OSP: Please share how the placebo response and a patient’s personality are interrelated, and how that relationship might impact the quality/accuracy of data captured in research.
ES: The placebo response is a complex phenomenon that has been investigated for decades, with tremendous consequences on drug development. Recent research has demonstrated that the placebo response can account for more than 50% of the measured treatment response across diseases). High placebo response rates – or even high variability in placebo response between clinical trial participants – have caused significant numbers of Phase II and Phase III clinical trial failures.
There have been many studies that establish the relationship between patient personality and placebo response, including research focusing on biological changes in patients’ brains after placebo administration. For example, in pain, agreeableness and neuroticism facets have been associated with the endogenous opioid system activation.
Imaging techniques like fMRI have further demonstrated the connection between psychological factors and biological component of the placebo response. Furthermore, patient expectation for improvement contributes significantly to placebo response, and it has been demonstrated that this may coexist with emotional feeling about treatments.
The placebo response is a significant issue that leads to increased trial enrollment and increased risk of trial failure, thus increasing drug development cost and timeline. While there are several methods that have been used to manage the placebo response (e.g., training clinical sites or patients to improve symptom resorting), these have had a modest impact and, in 2021, the placebo response remains a significant challenge. New approaches are sorely needed, and methods that incorporate an understanding of patient psychology offer the best opportunity to better understand and manage this challenge.
OSP: Could you please tell us a bit about Placebell—how it works, and how its use can help researchers get a better handle on patient personality impacts?
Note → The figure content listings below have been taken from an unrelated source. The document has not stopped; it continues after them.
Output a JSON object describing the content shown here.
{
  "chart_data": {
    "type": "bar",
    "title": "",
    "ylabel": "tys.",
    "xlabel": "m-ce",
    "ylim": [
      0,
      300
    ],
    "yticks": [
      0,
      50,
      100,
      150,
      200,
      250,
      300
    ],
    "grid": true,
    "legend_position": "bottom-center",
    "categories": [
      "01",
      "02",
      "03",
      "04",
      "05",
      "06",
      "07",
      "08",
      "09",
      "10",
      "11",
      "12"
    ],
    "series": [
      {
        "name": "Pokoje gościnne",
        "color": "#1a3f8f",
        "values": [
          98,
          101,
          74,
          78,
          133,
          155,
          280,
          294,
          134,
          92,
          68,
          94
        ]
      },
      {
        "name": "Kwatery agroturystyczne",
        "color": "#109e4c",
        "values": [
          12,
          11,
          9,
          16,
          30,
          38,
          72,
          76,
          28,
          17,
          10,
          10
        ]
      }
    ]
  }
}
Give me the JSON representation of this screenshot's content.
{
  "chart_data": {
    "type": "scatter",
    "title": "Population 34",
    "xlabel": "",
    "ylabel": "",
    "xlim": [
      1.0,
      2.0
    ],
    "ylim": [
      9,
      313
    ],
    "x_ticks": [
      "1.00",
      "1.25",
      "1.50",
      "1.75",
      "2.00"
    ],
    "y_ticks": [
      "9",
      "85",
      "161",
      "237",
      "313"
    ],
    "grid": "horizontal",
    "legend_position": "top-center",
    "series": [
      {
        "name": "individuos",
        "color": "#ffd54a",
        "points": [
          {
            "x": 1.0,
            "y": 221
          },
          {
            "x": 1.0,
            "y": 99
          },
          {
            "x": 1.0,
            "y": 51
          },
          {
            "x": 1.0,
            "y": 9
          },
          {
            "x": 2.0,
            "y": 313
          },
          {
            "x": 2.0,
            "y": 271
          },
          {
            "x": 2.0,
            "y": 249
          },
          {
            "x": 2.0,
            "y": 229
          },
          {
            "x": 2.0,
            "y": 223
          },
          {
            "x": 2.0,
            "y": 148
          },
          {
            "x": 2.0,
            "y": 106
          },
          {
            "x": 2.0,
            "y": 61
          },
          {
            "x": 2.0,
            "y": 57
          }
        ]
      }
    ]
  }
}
ES: Placebell provides drug developers with a proven method to evaluate key components of patient personality and, when combined with a predictive algorithm powered by machine learning, integrate this information into data analyses to increase clinical trial power and reduce the risk of trial failure. The method uses a well-defined tool, the Multi-dimensional Psychological Questionnaire (MPsQ), to quantify patient psychology, expectations, perceptions, and beliefs. These data are used as inputs to a machine learning algorithm that calculates a single score for each patient related to their predicted placebo responsiveness.
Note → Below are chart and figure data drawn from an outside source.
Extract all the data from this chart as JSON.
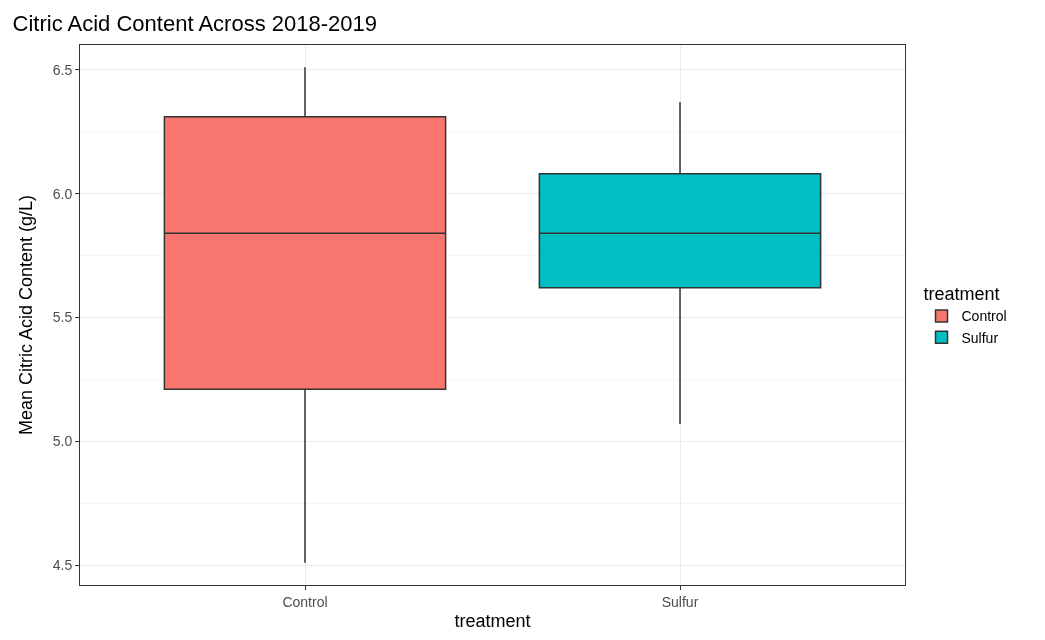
{
  "chart_data": {
    "type": "box",
    "title": "Citric Acid Content Across 2018-2019",
    "xlabel": "treatment",
    "ylabel": "Mean Citric Acid Content (g/L)",
    "legend_title": "treatment",
    "categories": [
      "Control",
      "Sulfur"
    ],
    "series": [
      {
        "name": "Control",
        "color": "#f8766d",
        "boxes": [
          {
            "low": 4.51,
            "q1": 5.21,
            "median": 5.84,
            "q3": 6.31,
            "high": 6.51
          },
          null
        ]
      },
      {
        "name": "Sulfur",
        "color": "#00bfc4",
        "boxes": [
          null,
          {
            "low": 5.07,
            "q1": 5.62,
            "median": 5.84,
            "q3": 6.08,
            "high": 6.37
          }
        ]
      }
    ],
    "ylim": [
      4.42,
      6.6
    ],
    "yticks": [
      4.5,
      {
        "value": 5.0,
        "label": "5.0"
      },
      5.5,
      {
        "value": 6.0,
        "label": "6.0"
      },
      6.5
    ],
    "grid": true,
    "legend": "right"
  }
}
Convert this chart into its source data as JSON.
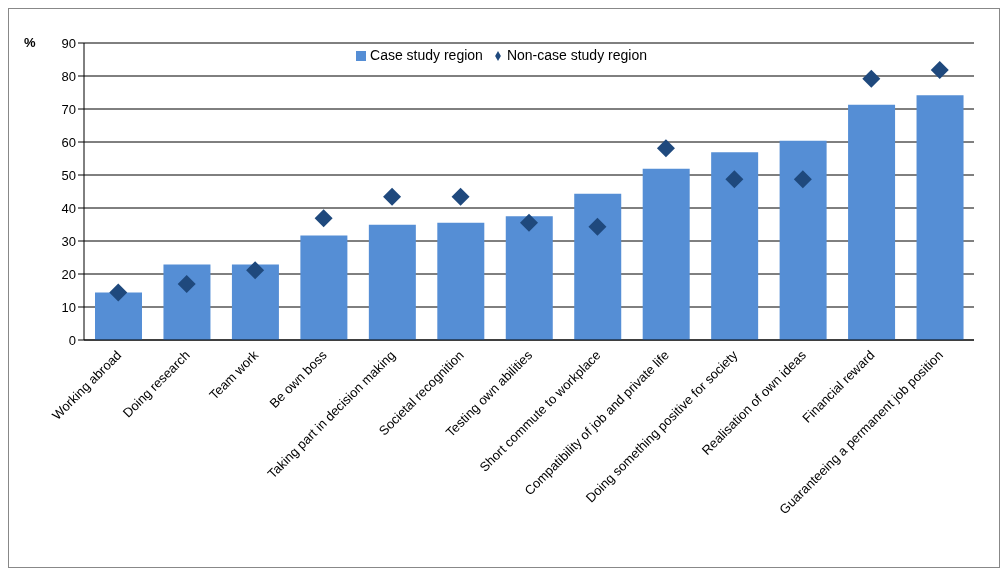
{
  "chart_data": {
    "type": "bar",
    "ylabel": "%",
    "categories": [
      "Working abroad",
      "Doing research",
      "Team work",
      "Be own boss",
      "Taking part in decision making",
      "Societal recognition",
      "Testing own abilities",
      "Short commute to workplace",
      "Compatibility of job and private life",
      "Doing something positive for society",
      "Realisation of own ideas",
      "Financial reward",
      "Guaranteeing a permanent job position"
    ],
    "series": [
      {
        "name": "Case study region",
        "color": "#558ed5",
        "values": [
          14.4,
          22.9,
          22.9,
          31.7,
          34.9,
          35.5,
          37.5,
          44.3,
          51.9,
          56.9,
          60.4,
          71.3,
          74.2
        ]
      },
      {
        "name": "Non-case study region",
        "type": "scatter",
        "marker": "diamond",
        "color": "#1f497d",
        "values": [
          14.4,
          17.0,
          21.1,
          36.9,
          43.4,
          43.4,
          35.5,
          34.3,
          58.1,
          48.7,
          48.7,
          79.2,
          81.8
        ]
      }
    ],
    "ylim": [
      0,
      90
    ],
    "yticks": [
      0,
      10,
      20,
      30,
      40,
      50,
      60,
      70,
      80,
      90
    ],
    "grid": "y",
    "legend": "top"
  }
}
When included in statistical analyses, this score reduces data variability related to the inherent differences between clinical trial patients, increases clinical trial power, improves p-value, and improves clinical trial success rates – all with no operational or mathematical risk and with a defined regulatory path with the US Food and Drug Administration (FDA) and European Medicines Agency (EMA).
OSP: Anything to add?
ES: Placebell represents a major step forward as it offers, for the first time, drug developers and KOLs an easy, no-risk way to integrate an understanding of patient psychology into data analysis from small to large, multi-center, industry-sponsored, and academic clinical trials – but it truly is only the beginning. Placebell provides proof-of-principle that patient personality and surrounding environmental influences can be measured with adequate sensitivity and robustness and used effectively when analyzing data to improve clinical trial assay sensitivity.
The ability to reduce the “noise” in the data that arises from the patient-to-patient differences in placebo response allows better discrimination of the efficacy signal. This approach is now being applied to address other critical sources of noise to further improve the evaluation of safety and efficacy in clinical trials.